Students in the career exploration stage can take advantage of internships in a variety of fields that allow them to “test drive” a career they may find interesting.
In spring 2013, Cristina Flores, Sociology ’13, had the opportunity to intern at the Social Office in the White House under the direction of the Office of the First Lady, Michelle Obama. She worked on 30 cultural, political and social events including a PBS Performance at the White House, the annual Easter Egg Roll and Inauguration events. She also communicated with constituents, public figures, talent and volunteers.
Having completed a variety of internships over the last two-and-a-half years, Flores says she’s learned a lot about herself and the type of work she likes and dislikes without having to commit to one career.

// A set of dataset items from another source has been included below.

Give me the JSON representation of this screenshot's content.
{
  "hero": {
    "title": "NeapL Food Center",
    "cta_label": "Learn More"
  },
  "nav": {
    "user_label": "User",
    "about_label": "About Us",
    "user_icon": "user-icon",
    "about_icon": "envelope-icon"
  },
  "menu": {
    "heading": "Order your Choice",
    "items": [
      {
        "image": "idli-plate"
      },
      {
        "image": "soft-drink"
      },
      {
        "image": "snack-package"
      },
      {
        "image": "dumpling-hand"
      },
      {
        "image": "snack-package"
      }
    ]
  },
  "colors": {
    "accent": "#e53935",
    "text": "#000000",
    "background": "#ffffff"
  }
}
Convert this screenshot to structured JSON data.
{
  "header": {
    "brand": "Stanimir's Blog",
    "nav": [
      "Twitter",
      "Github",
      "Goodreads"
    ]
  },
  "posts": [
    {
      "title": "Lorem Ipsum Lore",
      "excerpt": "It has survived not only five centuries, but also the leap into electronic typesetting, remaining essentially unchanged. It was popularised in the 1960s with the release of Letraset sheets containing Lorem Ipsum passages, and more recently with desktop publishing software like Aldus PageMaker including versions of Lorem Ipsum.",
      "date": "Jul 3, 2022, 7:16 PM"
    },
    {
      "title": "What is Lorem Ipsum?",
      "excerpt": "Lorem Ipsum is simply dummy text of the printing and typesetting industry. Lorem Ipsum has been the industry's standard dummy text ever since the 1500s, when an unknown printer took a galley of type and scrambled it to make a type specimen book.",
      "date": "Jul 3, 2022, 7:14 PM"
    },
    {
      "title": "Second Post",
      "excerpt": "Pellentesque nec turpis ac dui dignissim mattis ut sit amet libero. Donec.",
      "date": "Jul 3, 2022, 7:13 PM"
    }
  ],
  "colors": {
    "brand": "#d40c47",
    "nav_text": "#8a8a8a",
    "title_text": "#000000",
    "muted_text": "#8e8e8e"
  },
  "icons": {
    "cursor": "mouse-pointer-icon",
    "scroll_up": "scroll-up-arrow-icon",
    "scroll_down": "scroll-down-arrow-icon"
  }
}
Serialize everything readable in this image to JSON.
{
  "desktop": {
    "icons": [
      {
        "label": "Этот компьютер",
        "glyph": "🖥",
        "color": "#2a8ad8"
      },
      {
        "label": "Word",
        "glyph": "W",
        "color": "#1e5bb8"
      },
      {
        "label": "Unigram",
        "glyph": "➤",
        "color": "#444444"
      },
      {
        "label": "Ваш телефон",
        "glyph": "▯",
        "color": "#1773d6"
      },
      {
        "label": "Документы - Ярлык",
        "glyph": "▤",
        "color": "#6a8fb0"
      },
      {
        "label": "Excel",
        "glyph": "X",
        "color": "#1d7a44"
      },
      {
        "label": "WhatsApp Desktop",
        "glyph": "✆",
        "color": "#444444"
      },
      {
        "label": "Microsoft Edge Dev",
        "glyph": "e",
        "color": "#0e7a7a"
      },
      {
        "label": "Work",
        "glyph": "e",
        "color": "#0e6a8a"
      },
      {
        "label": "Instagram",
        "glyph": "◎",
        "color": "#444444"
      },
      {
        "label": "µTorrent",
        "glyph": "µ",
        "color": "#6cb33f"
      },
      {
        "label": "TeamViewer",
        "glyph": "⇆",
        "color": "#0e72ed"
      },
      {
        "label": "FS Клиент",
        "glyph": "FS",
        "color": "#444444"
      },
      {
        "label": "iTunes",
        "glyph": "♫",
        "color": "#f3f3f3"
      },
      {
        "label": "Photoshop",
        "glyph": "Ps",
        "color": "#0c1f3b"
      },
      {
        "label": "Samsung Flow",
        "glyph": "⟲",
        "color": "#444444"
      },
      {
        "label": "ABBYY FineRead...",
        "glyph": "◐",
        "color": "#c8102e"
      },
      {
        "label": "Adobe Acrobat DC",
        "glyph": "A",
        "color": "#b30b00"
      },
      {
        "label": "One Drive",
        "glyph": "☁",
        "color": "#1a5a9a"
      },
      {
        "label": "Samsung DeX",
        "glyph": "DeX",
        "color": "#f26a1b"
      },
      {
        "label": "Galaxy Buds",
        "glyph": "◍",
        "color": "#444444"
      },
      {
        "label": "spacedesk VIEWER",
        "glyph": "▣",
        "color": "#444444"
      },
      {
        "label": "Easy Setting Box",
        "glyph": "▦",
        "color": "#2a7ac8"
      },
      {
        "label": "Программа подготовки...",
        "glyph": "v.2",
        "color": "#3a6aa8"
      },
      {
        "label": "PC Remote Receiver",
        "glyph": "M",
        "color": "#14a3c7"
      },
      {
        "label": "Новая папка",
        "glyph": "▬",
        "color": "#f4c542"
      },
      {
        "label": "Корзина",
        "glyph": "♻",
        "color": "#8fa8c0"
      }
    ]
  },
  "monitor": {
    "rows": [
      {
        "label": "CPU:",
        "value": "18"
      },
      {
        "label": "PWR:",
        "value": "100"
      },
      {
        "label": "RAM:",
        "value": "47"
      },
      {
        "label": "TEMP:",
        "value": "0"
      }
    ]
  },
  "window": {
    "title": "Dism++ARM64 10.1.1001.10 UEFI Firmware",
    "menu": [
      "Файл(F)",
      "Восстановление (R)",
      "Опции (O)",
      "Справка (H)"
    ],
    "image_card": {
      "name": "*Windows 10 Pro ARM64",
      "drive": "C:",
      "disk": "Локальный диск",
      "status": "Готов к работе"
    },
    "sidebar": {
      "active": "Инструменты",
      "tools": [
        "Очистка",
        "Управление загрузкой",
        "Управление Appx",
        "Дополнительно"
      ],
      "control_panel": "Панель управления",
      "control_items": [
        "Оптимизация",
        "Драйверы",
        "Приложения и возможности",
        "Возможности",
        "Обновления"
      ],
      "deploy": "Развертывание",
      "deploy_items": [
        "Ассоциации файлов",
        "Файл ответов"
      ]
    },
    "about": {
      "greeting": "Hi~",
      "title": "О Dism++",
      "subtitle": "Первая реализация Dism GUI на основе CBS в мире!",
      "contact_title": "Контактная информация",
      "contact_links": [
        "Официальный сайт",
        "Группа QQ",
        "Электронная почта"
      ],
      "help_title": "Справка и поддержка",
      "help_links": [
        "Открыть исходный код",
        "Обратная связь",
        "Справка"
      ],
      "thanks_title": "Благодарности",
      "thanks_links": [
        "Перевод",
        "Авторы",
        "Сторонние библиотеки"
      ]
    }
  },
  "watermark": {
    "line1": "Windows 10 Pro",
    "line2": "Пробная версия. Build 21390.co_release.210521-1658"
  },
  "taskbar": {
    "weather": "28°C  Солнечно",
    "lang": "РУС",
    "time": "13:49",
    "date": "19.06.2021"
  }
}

“I have learned I like working in a fast-paced environment where I have to be on my toes rather than a place that has a lot more down time,” Flores says. “I enjoy working with people and having constant communication with communities. I also learned I don’t want to have a career in one sector forever.
“Having a balanced life between work and social life is important to me, especially if I hope to have a family in the future,” she adds. “Most importantly, I learned there’s no one that can push me as hard as I can push myself.”
During her freshman year, Flores took the Crime and Violence in Urban Latin America class with Professor Bryan Roberts, which helped her decide on sociology as her major. The class covered Latin America, immigration, education, women’s rights, government, crime and violence.
“I felt that with this major I could touch on all the topics that I was passionate about and didn’t have to decide on just one,” she says. “Loving science in high school, I did a lot of work on scientific methods and the fact sociology also incorporated scientific methods really made this the perfect major for me. I was able to study human social behavior, which is part of everyday life.”
Cristina Flores, Sociology ’13, had the opportunity to intern at the Social Office in the White House under the direction of the Office of the First Lady, Michelle Obama.
Flores is back in Washington after receiving a Running Start Fellowship to work for a congresswoman and learn about running for office one day. Her ultimate career goal is to become a U.S. ambassador.
She credits her liberal arts education for giving her an advantage in written and oral communication, problem solving, statistical skills, foreign language, critical and analytical thinking, interpersonal skills and adaptability to change.
“I wouldn’t be where I am today without my liberal arts education,” Flores says. “With the wide variety of courses available, I was able to have a less career-focused curriculum. This allowed me to grow as an individual and be prepared for anything thrown my way.”